International Revenue Rises
 Third-quarter international unit revenue grew 11.9 percent versus the same period last year, with
increases in each region. RASM rose the most in the Pacific region – 21.1 percent compared to the
year-ago period, followed by the Atlantic at 15.6 percent. The Pacific region also saw a 16.8 percent
rise in yield, with international yield overall increasing 10.7 percent for the period.
Load Factor Sets Record
 Mainline load factor, or percentage of seats filled, rose 0.1 point to 84 percent for the quarter,
marking a record for any quarter and slightly eclipsing the 83.9 percent from Q3 in 2009 and 2007.
Reinforced Cash Position
 AMR ended the third quarter with $5 billion in cash and short-term investments, including a restricted
balance of $447 million, versus a balance of $4.6 billion in cash and short-term investments, including
a restricted balance of $459 million, at the end of the quarter last year.

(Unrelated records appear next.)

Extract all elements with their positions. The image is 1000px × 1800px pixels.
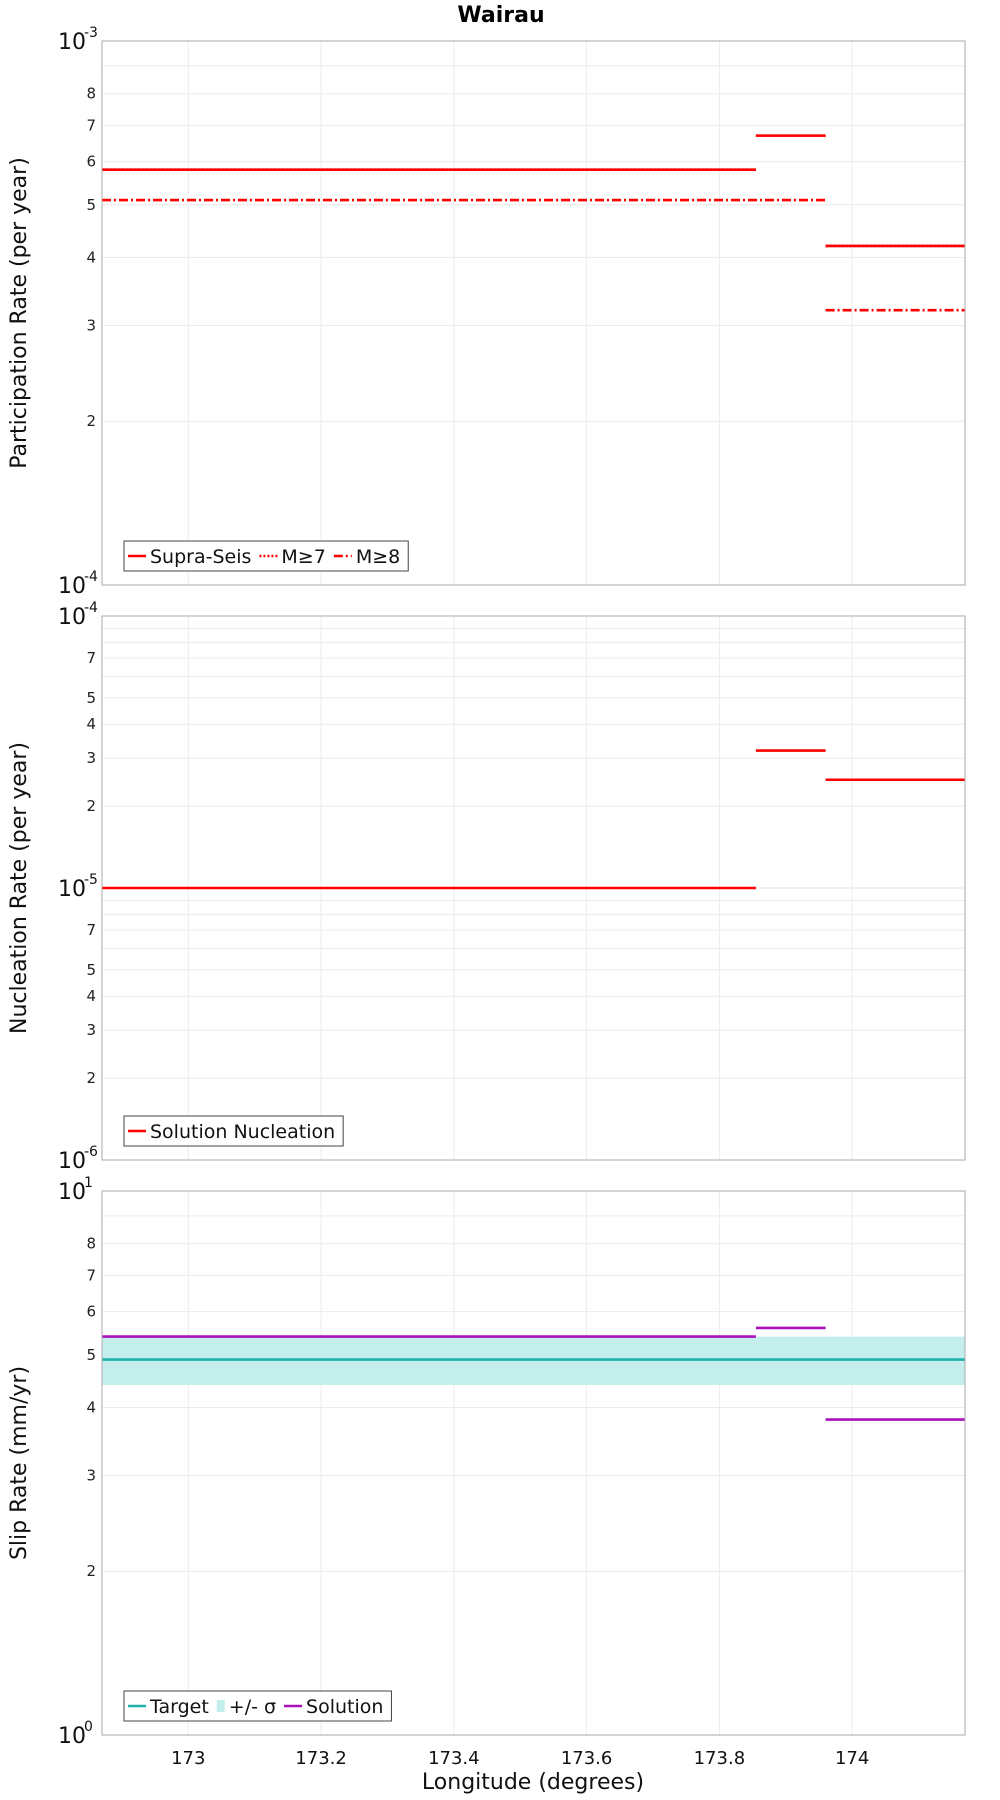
y-decade-label: 10 — [58, 30, 86, 55]
legend-label: Target — [149, 1696, 209, 1718]
y-decade-exponent: 1 — [84, 1175, 93, 1191]
y-tick-label: 3 — [86, 316, 96, 334]
y-tick-label: 4 — [86, 715, 96, 733]
legend: Supra-Seis M≥7 M≥8 — [123, 540, 409, 572]
y-decade-exponent: -6 — [84, 1144, 98, 1160]
y-tick-label: 3 — [86, 1021, 96, 1039]
y-tick-label: 8 — [86, 85, 96, 103]
plot-frame — [101, 1190, 966, 1736]
y-tick-label: 6 — [86, 1303, 96, 1321]
legend: Target +/- σ Solution — [123, 1690, 392, 1722]
legend-box — [123, 1115, 344, 1147]
x-tick-label: 173.6 — [561, 1748, 613, 1769]
x-tick-label: 173.2 — [295, 1748, 347, 1769]
legend-label: M≥7 — [281, 546, 325, 568]
legend-label: Supra-Seis — [150, 546, 251, 568]
legend-box — [123, 540, 409, 572]
y-tick-label: 7 — [86, 1266, 96, 1284]
y-tick-label: 5 — [86, 1346, 96, 1364]
y-decade-label: 10 — [58, 1724, 86, 1749]
y-decade-label: 10 — [58, 877, 86, 902]
y-tick-label: 8 — [86, 1235, 96, 1253]
y-axis-label: Participation Rate (per year) — [7, 157, 32, 469]
y-tick-label: 4 — [86, 248, 96, 266]
plot-area — [102, 41, 965, 585]
y-decade-exponent: -4 — [84, 600, 98, 616]
series-solution-nucleation — [102, 749, 965, 890]
series-m-7 — [102, 134, 965, 248]
y-tick-label: 5 — [86, 196, 96, 214]
series-solution — [102, 1326, 965, 1421]
x-axis-label: Longitude (degrees) — [422, 1770, 644, 1795]
y-tick-label: 5 — [86, 689, 96, 707]
y-decade-label: 10 — [58, 1180, 86, 1205]
plot-frame — [101, 40, 966, 586]
x-tick-label: 173.8 — [694, 1748, 746, 1769]
legend-label: Solution Nucleation — [150, 1121, 335, 1143]
series — [102, 749, 965, 890]
grid — [102, 41, 965, 585]
x-tick-labels: 173 173.2 173.4 173.6 173.8 174 — [171, 1748, 869, 1769]
x-tick-label: 173.4 — [428, 1748, 480, 1769]
legend-label: +/- σ — [229, 1696, 276, 1718]
series — [102, 1326, 965, 1421]
legend-box — [123, 1690, 392, 1722]
y-tick-label: 4 — [86, 987, 96, 1005]
legend-label: M≥8 — [356, 546, 400, 568]
y-tick-label: 7 — [86, 921, 96, 939]
series — [102, 134, 965, 312]
y-tick-label: 2 — [86, 1069, 96, 1087]
y-decade-exponent: -3 — [84, 25, 98, 41]
y-decade-label: 10 — [58, 605, 86, 630]
x-tick-label: 173 — [171, 1748, 205, 1769]
grid — [102, 1191, 965, 1735]
y-axis-label: Nucleation Rate (per year) — [7, 742, 32, 1034]
plot-frame — [101, 615, 966, 1161]
y-decade-exponent: 0 — [84, 1719, 93, 1735]
y-tick-label: 2 — [86, 797, 96, 815]
plot-area — [102, 1191, 965, 1735]
series-m-8 — [102, 198, 965, 312]
y-tick-label: 3 — [86, 749, 96, 767]
y-tick-label: 7 — [86, 116, 96, 134]
x-tick-label: 174 — [835, 1748, 869, 1769]
legend: Solution Nucleation — [123, 1115, 344, 1147]
y-tick-label: 3 — [86, 1466, 96, 1484]
legend-label: Solution — [306, 1696, 383, 1718]
chart-title: Wairau — [457, 3, 544, 28]
y-decade-label: 10 — [58, 574, 86, 599]
y-tick-label: 7 — [86, 649, 96, 667]
y-decade-exponent: -5 — [84, 872, 98, 888]
y-tick-label: 5 — [86, 961, 96, 979]
y-tick-label: 2 — [86, 412, 96, 430]
y-tick-label: 6 — [86, 153, 96, 171]
y-decade-label: 10 — [58, 1149, 86, 1174]
legend-swatch — [216, 1700, 225, 1712]
y-tick-label: 2 — [86, 1562, 96, 1580]
y-tick-label: 4 — [86, 1398, 96, 1416]
y-axis-label: Slip Rate (mm/yr) — [7, 1366, 32, 1560]
y-decade-exponent: -4 — [84, 569, 98, 585]
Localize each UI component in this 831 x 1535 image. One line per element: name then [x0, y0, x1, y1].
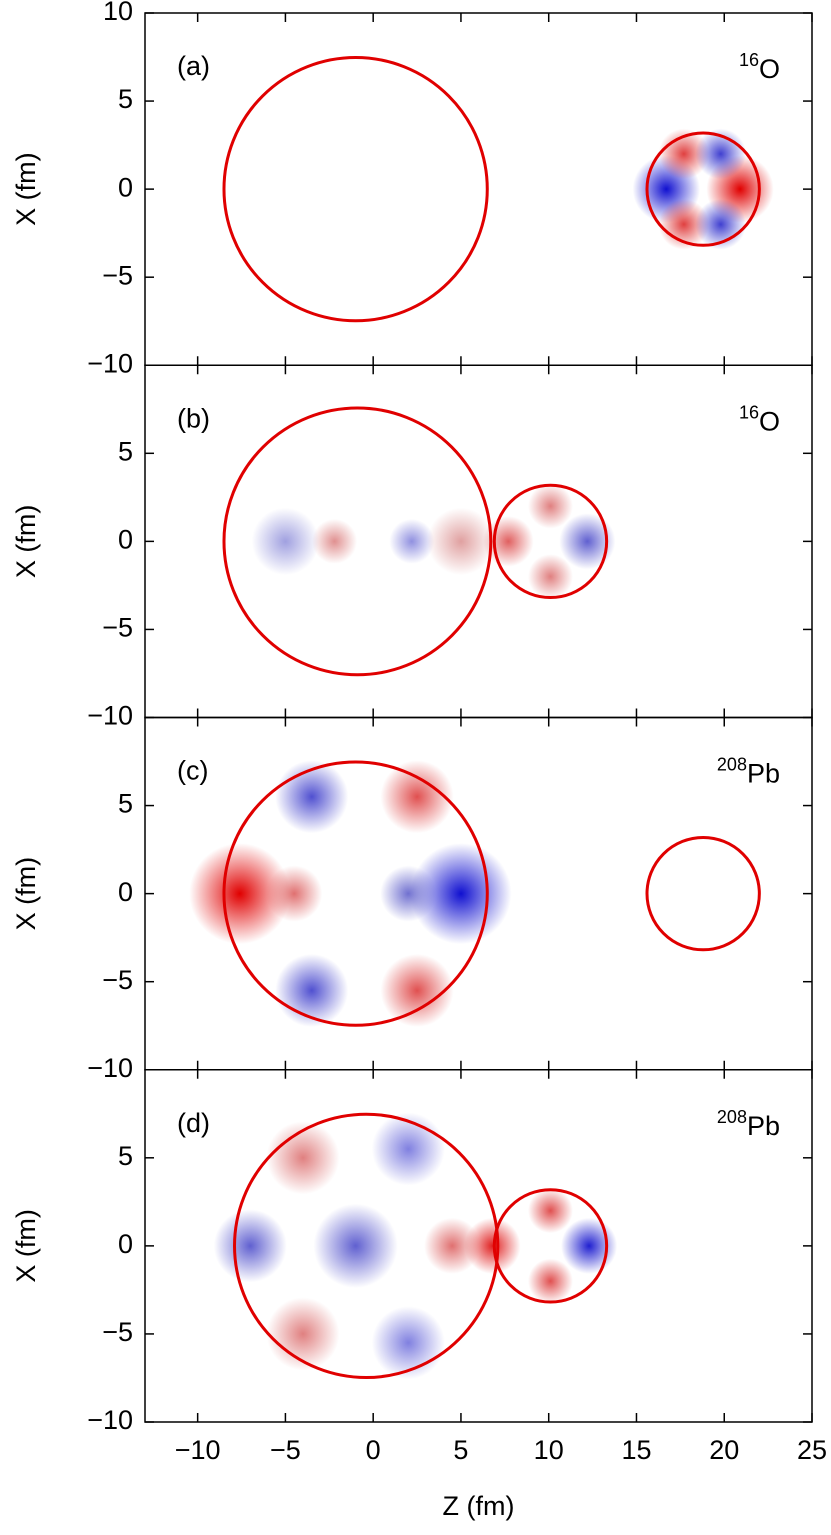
nucleus-circle [492, 1188, 609, 1304]
y-tick-label: −10 [87, 348, 133, 378]
y-tick-label: 0 [118, 877, 133, 907]
density-spot [275, 953, 349, 1028]
nucleus-circle [233, 1112, 500, 1380]
y-tick-label: 0 [118, 172, 133, 202]
x-tick-label: 15 [621, 1435, 651, 1465]
y-tick-label: 10 [103, 0, 133, 26]
density-spot [213, 1209, 287, 1283]
x-tick-label: 10 [534, 1435, 564, 1465]
density-spot [266, 865, 323, 922]
y-tick-label: 5 [118, 789, 133, 819]
y-tick-label: −10 [87, 1053, 133, 1083]
panel-plot [213, 1112, 618, 1380]
density-spot [313, 1203, 398, 1289]
density-spot [560, 1217, 618, 1274]
y-tick-label: −5 [102, 1317, 133, 1347]
density-spot [275, 760, 349, 834]
nucleus-symbol: Pb [747, 759, 780, 789]
panel-plot [222, 55, 774, 323]
y-tick-label: −10 [87, 701, 133, 731]
y-axis-label: X (fm) [11, 152, 41, 226]
nucleus-label: 16O [739, 402, 780, 436]
nucleus-circle [645, 835, 761, 952]
density-spot [312, 518, 358, 564]
x-tick-label: −10 [175, 1435, 221, 1465]
x-tick-label: 20 [709, 1435, 739, 1465]
y-tick-label: −5 [102, 260, 133, 290]
density-spot [266, 1297, 340, 1371]
density-spot [380, 953, 454, 1028]
nucleus-circle [222, 55, 489, 323]
density-spot [464, 1217, 521, 1274]
nucleus-label: 208Pb [717, 754, 780, 788]
nucleus-label: 208Pb [717, 1107, 780, 1141]
panel-label: (a) [177, 51, 210, 81]
y-axis-label: X (fm) [11, 857, 41, 931]
density-spot [427, 507, 495, 576]
panel-label: (c) [177, 756, 208, 786]
density-spot [559, 513, 616, 570]
nucleus-circle [222, 406, 493, 677]
panel-label: (b) [177, 403, 210, 433]
nucleus-mass: 16 [739, 50, 759, 70]
y-tick-label: 5 [118, 84, 133, 114]
nucleus-mass: 208 [717, 754, 747, 774]
y-tick-label: 5 [118, 436, 133, 466]
nucleus-circle [492, 483, 609, 600]
y-tick-label: 0 [118, 525, 133, 555]
density-spot [380, 760, 454, 834]
nucleus-label: 16O [739, 50, 780, 84]
density-spot [371, 1112, 445, 1186]
x-tick-label: 5 [453, 1435, 468, 1465]
nucleus-circle [222, 760, 489, 1027]
density-spot [189, 843, 291, 945]
nucleus-symbol: O [759, 54, 780, 84]
nucleus-mass: 208 [717, 1107, 747, 1127]
y-axis-label: X (fm) [11, 1209, 41, 1283]
panel-plot [222, 406, 616, 677]
y-tick-label: 5 [118, 1141, 133, 1171]
density-spot [371, 1306, 445, 1380]
density-spot [527, 1188, 573, 1234]
panel-label: (d) [177, 1108, 210, 1138]
nucleus-circle [645, 131, 761, 247]
density-spot [527, 483, 573, 529]
density-spot [424, 1217, 481, 1274]
density-spot [527, 554, 573, 600]
y-axis-label: X (fm) [11, 505, 41, 579]
nucleus-symbol: O [759, 406, 780, 436]
nucleus-mass: 16 [739, 402, 759, 422]
density-spot [389, 518, 435, 564]
x-tick-label: 0 [366, 1435, 381, 1465]
panel-plot [189, 760, 761, 1028]
x-axis-label: Z (fm) [443, 1491, 515, 1521]
y-tick-label: −5 [102, 965, 133, 995]
y-tick-label: −5 [102, 613, 133, 643]
x-tick-label: −5 [270, 1435, 301, 1465]
y-tick-label: −10 [87, 1405, 133, 1435]
density-spot [527, 1258, 573, 1304]
density-spot [251, 507, 320, 576]
density-spot [380, 865, 437, 922]
y-tick-label: 0 [118, 1229, 133, 1259]
density-spot [266, 1121, 340, 1195]
nucleus-symbol: Pb [747, 1111, 780, 1141]
x-tick-label: 25 [797, 1435, 827, 1465]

 Net Debt, which AMR defines as Total Debt less unrestricted cash and short-term investments, was
$11.6 billion at the end of the third quarter, comparable the same level at the end of Q3 2009.
Fuel Cost Still Historically High
 American’s average mainline fuel price per gallon for the quarter rose 8.3 percent versus last year,
and this quarter’s cost of $2.24 per gallon is more than two-and-a-half times the 85 cents per
gallon American paid for jet fuel in Q3 2003.
 In the third quarter of 2003, consolidated fuel expense represented 15.8 percent of total operating
expenses. In contrast, in Q3 2010 it was nearly double at more than 29 percent.
 Fuel expense this quarter was $119 million shy of surpassing wages, salaries and benefits as the
company’s largest cost.
 Including the impact of fuel hedging, AMR paid $123 million more for jet fuel in the third quarter, at
an average of $2.24 per gallon, than it would have paid at prices prevailing during the third quarter of
2009, when it paid $2.07 per gallon.
Fuel Smart Brings More Savings
AMR continues its Fuel Smart program, resulting from employees who saw an opportunity to safely
reduce fuel consumption, as a proactive step the company is taking to combat rising oil prices.
 In 2010, the program aims to reach an annual fuel savings of 120 million gallons and reduce carbon
dioxide emissions by 2.5 billion pounds. At AMR’s projected average system price of $2.31 for 2010,
that would represent savings of $277 million.